Jakarta –
Bobolnya Pusat Data Nasional Sementara (PDNS) menjadi isu yang sangat diresahkan masyarakat Indonesia dalam beberapa waktu kebelakang. Karena hal ini, Dewan Perwakilan Rakyat (DPR) Komisi I memanggil Kementerian Komunikasi dan Informasi (Kemenkominfo) dan Badan Siber dan Sandi Negara (BSSN), Kamis 27 Juni 2024 lalu.
Keduanya disebut menjadi pihak yang punya peran penting dalam berjalannya kasus serangan siber ransomware pada PDNS. Pada kesempatan itu, Kepala BSSN Hinsa Siburian menjelaskan alasan utama peretasan PDNS lantaran buruknya tata kelola.
Karena dari hasil pengecekan BSSN, tidak ditemukan backup atau cadangan data negara. Jawaban ini disanggal oleh Ketua Komisi I DPR RI Meutya Hafid yang menilai tidak adanya cadangan data bukan karena tata kelola ketahanan siber tapi tindakan kebodohan.
“Intinya jangan lagi bilang tata kelola, ini bukan masalah tata kelola, Pak. Jadi, ini masalah kebodohan, punya data nasional tidak ada satu pun back up,” katanya dikutip dari E-Media DPR RI, Senin (1/7/2024).
Menanggapi hal ini, pakar IT Universitas Muhammadiyah (UM) Surabaya, Lukman Hakim menyatakan serangan hacker pada PDNS terjadi karena kurangnya literasi digital. Terutama dalam pemahaman cyber security.
“Penerapan infrastruktur keamanan dan kebijakan sesuai SOP yang belum diterapkan secara profesional untuk menghandle keamanan data di PDN,” katanya dalam rilis di laman resmi UM Surabaya.
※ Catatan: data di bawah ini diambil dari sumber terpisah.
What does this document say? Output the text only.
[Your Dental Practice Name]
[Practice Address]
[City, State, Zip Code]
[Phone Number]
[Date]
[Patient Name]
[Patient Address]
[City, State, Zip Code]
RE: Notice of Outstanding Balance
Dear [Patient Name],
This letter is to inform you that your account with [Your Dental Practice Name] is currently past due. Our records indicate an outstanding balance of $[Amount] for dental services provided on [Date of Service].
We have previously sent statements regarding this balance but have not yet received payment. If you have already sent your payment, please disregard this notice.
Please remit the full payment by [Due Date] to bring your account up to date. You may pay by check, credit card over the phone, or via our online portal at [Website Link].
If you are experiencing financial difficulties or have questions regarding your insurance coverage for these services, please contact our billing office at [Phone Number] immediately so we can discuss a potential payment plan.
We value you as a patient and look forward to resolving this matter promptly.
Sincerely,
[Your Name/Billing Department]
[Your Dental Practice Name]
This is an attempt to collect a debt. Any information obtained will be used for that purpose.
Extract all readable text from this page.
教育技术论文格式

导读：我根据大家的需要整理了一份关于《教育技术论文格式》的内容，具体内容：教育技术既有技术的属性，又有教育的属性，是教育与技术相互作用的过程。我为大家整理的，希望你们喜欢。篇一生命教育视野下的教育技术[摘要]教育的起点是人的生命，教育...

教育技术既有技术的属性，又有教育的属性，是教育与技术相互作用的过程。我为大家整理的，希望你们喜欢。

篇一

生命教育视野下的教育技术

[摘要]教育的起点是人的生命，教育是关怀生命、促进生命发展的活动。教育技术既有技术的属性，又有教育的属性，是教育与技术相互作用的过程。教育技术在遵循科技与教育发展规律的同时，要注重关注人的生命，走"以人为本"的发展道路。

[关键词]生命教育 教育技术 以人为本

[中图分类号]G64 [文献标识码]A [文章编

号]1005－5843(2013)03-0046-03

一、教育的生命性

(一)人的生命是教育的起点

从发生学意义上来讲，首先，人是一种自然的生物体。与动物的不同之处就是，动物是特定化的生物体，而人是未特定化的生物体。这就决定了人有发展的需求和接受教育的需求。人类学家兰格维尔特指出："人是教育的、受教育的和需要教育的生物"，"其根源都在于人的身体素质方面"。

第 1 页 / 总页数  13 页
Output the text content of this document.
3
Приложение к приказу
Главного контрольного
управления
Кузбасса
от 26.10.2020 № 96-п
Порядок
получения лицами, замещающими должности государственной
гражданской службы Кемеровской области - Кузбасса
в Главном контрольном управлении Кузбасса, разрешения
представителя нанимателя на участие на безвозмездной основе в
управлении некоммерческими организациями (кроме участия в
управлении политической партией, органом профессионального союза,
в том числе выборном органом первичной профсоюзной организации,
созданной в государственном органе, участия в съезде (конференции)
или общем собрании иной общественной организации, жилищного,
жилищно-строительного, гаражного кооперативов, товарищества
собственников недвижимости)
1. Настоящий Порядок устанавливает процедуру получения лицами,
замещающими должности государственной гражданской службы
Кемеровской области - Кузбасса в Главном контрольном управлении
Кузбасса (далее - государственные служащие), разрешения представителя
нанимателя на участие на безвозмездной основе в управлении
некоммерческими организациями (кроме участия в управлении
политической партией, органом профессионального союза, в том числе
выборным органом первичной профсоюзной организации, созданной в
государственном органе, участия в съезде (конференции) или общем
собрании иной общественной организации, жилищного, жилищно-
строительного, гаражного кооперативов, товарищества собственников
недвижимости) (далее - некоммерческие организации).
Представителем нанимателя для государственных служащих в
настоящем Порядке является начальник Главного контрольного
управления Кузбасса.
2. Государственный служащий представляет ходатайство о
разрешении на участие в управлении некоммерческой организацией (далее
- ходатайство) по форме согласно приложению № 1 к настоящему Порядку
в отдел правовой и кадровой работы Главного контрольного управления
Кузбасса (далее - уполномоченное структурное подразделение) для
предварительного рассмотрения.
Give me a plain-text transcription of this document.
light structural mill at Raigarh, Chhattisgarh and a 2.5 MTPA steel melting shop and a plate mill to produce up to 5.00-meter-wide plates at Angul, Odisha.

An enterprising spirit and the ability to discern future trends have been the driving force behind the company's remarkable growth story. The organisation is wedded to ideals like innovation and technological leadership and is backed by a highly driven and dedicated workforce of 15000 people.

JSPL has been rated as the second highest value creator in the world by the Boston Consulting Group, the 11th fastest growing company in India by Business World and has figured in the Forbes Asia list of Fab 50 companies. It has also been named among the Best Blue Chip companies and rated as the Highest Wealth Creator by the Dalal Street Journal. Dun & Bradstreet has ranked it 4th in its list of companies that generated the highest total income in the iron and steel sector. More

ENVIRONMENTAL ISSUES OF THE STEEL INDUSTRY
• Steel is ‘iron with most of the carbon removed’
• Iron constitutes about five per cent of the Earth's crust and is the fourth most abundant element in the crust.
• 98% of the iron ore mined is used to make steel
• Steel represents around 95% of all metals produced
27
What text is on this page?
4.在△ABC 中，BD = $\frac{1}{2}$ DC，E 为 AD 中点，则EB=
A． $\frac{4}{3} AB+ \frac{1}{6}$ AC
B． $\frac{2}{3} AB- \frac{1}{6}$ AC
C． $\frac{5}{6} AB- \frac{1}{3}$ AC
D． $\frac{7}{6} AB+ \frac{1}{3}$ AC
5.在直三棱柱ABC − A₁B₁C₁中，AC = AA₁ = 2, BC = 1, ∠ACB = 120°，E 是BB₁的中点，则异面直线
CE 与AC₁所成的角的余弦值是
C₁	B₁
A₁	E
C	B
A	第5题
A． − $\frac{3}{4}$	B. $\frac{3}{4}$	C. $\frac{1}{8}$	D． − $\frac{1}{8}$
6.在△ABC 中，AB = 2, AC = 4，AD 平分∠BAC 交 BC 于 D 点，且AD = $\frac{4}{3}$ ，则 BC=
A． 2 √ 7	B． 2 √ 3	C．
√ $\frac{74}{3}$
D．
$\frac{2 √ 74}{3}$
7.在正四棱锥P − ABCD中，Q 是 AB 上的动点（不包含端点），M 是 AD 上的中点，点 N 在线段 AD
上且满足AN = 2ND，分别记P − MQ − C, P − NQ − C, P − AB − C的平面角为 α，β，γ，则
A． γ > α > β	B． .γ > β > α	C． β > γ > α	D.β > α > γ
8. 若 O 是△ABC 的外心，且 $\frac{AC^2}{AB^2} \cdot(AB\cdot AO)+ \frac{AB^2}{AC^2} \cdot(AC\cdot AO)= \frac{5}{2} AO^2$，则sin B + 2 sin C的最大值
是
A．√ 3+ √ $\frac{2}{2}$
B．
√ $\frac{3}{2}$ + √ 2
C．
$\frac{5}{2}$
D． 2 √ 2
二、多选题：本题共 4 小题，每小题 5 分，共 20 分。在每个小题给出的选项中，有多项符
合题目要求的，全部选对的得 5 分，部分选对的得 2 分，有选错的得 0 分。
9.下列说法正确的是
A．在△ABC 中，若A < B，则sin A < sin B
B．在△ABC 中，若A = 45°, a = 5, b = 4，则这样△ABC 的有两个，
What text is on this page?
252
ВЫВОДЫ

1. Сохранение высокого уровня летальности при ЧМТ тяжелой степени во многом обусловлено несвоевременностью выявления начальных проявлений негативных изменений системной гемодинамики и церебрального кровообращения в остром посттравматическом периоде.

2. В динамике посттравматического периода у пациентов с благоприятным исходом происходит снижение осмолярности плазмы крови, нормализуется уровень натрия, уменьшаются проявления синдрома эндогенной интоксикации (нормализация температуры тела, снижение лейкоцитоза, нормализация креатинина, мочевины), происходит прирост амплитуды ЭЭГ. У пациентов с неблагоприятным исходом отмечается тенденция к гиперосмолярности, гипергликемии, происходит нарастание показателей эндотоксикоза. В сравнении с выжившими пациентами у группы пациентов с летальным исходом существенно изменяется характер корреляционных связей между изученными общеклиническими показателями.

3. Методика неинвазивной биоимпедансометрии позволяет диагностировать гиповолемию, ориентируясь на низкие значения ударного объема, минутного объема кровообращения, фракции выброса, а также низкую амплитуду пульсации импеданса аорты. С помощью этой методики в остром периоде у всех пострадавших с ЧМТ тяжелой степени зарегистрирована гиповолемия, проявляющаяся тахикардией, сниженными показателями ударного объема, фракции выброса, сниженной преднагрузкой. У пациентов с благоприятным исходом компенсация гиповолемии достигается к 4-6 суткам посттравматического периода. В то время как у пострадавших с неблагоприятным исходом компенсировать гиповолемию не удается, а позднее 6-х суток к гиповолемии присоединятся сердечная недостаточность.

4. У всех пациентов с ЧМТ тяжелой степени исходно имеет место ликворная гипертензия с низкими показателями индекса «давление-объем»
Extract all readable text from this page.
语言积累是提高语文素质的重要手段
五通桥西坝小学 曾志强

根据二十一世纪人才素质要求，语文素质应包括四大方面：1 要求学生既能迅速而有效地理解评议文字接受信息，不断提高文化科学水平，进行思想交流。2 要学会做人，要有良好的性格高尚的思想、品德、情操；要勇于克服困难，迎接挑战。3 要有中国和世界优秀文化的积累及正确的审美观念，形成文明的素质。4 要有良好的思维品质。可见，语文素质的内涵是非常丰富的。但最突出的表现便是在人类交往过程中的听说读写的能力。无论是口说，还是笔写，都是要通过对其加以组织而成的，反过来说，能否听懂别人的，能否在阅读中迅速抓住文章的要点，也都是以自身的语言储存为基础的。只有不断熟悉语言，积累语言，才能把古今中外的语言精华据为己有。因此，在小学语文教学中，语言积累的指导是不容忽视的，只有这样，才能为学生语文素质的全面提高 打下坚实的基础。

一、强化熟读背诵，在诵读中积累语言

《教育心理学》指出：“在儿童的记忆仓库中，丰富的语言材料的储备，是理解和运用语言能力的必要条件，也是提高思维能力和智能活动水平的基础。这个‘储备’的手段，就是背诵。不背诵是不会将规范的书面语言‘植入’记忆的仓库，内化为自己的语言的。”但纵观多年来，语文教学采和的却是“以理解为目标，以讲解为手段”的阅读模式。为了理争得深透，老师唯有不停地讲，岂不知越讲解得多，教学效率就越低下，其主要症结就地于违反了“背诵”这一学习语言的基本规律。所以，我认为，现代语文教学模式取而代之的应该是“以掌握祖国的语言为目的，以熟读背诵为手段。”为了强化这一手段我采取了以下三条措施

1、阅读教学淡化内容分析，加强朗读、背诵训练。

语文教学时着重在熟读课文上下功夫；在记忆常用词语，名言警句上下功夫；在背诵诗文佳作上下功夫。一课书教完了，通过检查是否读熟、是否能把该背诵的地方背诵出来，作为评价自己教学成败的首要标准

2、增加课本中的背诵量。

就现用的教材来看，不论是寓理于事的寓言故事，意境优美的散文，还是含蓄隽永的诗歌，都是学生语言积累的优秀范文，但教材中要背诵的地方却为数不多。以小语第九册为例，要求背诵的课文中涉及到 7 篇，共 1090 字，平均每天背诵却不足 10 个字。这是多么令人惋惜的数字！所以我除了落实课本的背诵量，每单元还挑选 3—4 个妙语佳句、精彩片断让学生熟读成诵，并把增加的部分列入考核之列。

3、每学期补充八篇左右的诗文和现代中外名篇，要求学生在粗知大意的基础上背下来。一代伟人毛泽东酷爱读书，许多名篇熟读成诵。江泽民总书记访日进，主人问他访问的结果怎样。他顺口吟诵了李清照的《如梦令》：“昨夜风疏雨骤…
4 Penyebab PDNS Bisa Terkena Serangan Hacker
Namun jika dijabarkan lebih luas, setidaknya ada 4 penyebab mengapa PDNS bisa terkena serangan hacker menurut Lukman Hakim, yakni:
1. Sumber Daya Manusia (SDM) Kementerian Kominfo
Menurutnya Kementerian Kominfo harus dipimpin oleh seorang profesional yang paham tentang kemajuan teknologi. Terutama di bidang IT dan cyber security.
Sehingga kita ada serangan terjadi seperti saat ini, ia adalah sosok yang ahli dalam mengamankan data dan sistem. Termasuk implementasi protokol keamanan yang tepat serta pemantauan terus-menerus dari ancamanan kemanan.
2. Keamanan Masih Rentan
Penyebab kedua berkaitan dengan kurangnya tingkat keamanan yang dimiliki Indonesia. Seharusnya diperlukan keamanan berlapis untuk keamanan server dan database.
“Contoh salah satunya menggunakan firewall untuk mengontrol lalu lintas jaringan yang masuk dan keluar dari server dan database, serta menerapkan kebijakan akses yang ketat,” tutur Lukman.
3. Backup Data Penting
Backup data adalah hal yang tidak boleh disepelekan setelah proteksi dilakukan. Backup data tidak hanya berfungsi ketika server mendapat serangan cyber tetapi juga bencana alam dan kejadian tidak terduga lainnya.
Sebaiknya backup data dilakukan secara berkala dan tidak hanya di satu tempat. Hal ini sebenarnya sudah dilakukan oleh pemerintah Indonesia, mengingat Kemenkominfo memiliki dua Pusat Data Nasional Sementara (PDNS) yakni PDNS yang ada di Surabaya dan Serpong.
Namun serangan siber yang terjadi saat ini berlokasi di Pusat Data Nasional Sementara (PDNS) 2 yang ada di Surabaya, Jawa Timur. Sayangnya pemerintah tidak memiliki backup data lain yang ada di server PDNS 2 Surabaya. Padahal seharusnya seluruh data di PDNS di-backup ke PDN yang ada di Batam.
4. Penggunaan OS Server
Lukan menyarankan sebaiknya pemerintah tidak menggunakan OS Server yang populer dan rentan terhadap serangan siber. Bukan Windows Lukman lebih menyarankan Linux.
Karena Linux dijuluki sebagai OS Server Less Targeted by Malware meskipun tidak kebal terhadap serangan. Sistem ini juga memiliki struktur keamanan yang lebih kuat dan jarang menjadi target utama bagi serangan malware dibanding sistem operasi yang umum digunakan.
“Hal ini penting untuk memastikan bahwa pusat data nasional dapat beroperasi dengan efektif, aman, efisien dan tentunya terjamin tingkat keamanannya dalam mendukung berbagai kebutuhan teknologi informasi suatu negara,” tutup Lukman.